Repeat with the other two types, spaced evenly between the middle and the sides of the box – this will make three rows. Water gently but thoroughly. Cover, if the weather is especially hot or dry, with anything, even newspaper; I like to use transparent packaging such as mushroom or tomato boxes as mini cloches. Germination will take about a week depending upon the weather. Indoors or out is fine for almost all lettuce and they positively enjoy cold nights. Water cautiously; covered boxes will not need much.
Pricking Out
Watch carefully: you want to catch the moment when the little seedlings have fully extended their first two (primary) leaves and the proper characteristic leaves can be seen forming between. They should seem like rather crowded rows by now.

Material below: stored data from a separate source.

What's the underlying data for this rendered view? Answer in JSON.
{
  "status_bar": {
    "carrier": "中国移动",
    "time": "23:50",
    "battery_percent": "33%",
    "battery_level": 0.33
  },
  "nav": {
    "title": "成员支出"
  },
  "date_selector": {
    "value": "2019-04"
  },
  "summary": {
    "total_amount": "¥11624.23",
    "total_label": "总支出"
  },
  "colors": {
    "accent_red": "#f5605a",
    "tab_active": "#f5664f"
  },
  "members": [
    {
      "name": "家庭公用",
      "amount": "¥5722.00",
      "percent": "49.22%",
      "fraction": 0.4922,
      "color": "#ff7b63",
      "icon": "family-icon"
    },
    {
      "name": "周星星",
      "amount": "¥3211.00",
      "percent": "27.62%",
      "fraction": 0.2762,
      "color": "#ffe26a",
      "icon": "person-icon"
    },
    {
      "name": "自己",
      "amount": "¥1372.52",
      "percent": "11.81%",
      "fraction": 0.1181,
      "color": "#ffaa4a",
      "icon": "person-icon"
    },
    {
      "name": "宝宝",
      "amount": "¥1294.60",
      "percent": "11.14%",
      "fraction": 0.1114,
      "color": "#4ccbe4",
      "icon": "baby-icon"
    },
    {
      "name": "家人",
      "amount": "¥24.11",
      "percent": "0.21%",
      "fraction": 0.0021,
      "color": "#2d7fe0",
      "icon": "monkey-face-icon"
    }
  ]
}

Water the box well and, using an old fashioned table fork, ease out a little clump of seedlings leaving the last one in the row. Leave one seedling and take out another forkful, and so on, such that you have perhaps ten seedlings a fork width apart left in the row.
The objective is now to space the seedlings out, giving you nine rows out of your original three. Handling by the primary leaves only (because these are expendable – the proper leaves cost the plant more energy, damaged roots will set it back and a crushed or broken stem is the end of it), pick up one seedling at a time in one hand. With the other hand make little holes with your pencil, on either side of the original row, and carefully drop the lettuce in, gently pushing soil in to drag the roots well down, burying a little deeper than before to be sure of stability. You will have room for a new row on each side of the first one and so, when you have finished, there will be nine in all as in the boxes on the right.
After a week these seedlings will have grown enthusiastically to fill the space provided; see the difference in the boxes on the left. Spare seedlings can be put in tiny pots as bundles and passed on to friends. In only another week they will be ready for the first cuttings.
You have two choices now: cut a leaf or two from a number of lettuces and they will keep growing for several weeks or cut one entire lettuce in every three or four and the remaining ones will grow bigger. Either way you will have plenty of cuttings over a long period and sometimes even the entirely cut lettuces grow a small crop of leaves again. Eventually the growth becomes tough and bitter ; see The Great Redeemer for what to do with the boxful then.
Tips:–
Sow a box every two weeks for a constant supply.
Seeds of Italy, though not all organic, are excellent quality and supply very generous quantities.
Allow one of each type of lettuce in each box to keep growing until it produces seed , and experiment with letting them self seed where they stand. I have had great success with Lambs Lettuce, Red Orache, Rocket and American Cress.
You can extend the useful life of the compost in a box by watering with a home made liquid fertiliser (I’ll blog on this soon) and/or by skimming off the top layer and replacing with fresh.
Welsh Onions (bunching perennials) and Ramsoms make a lovely addition to your salad and once in your garden you will have them for ever. I have plenty to give away!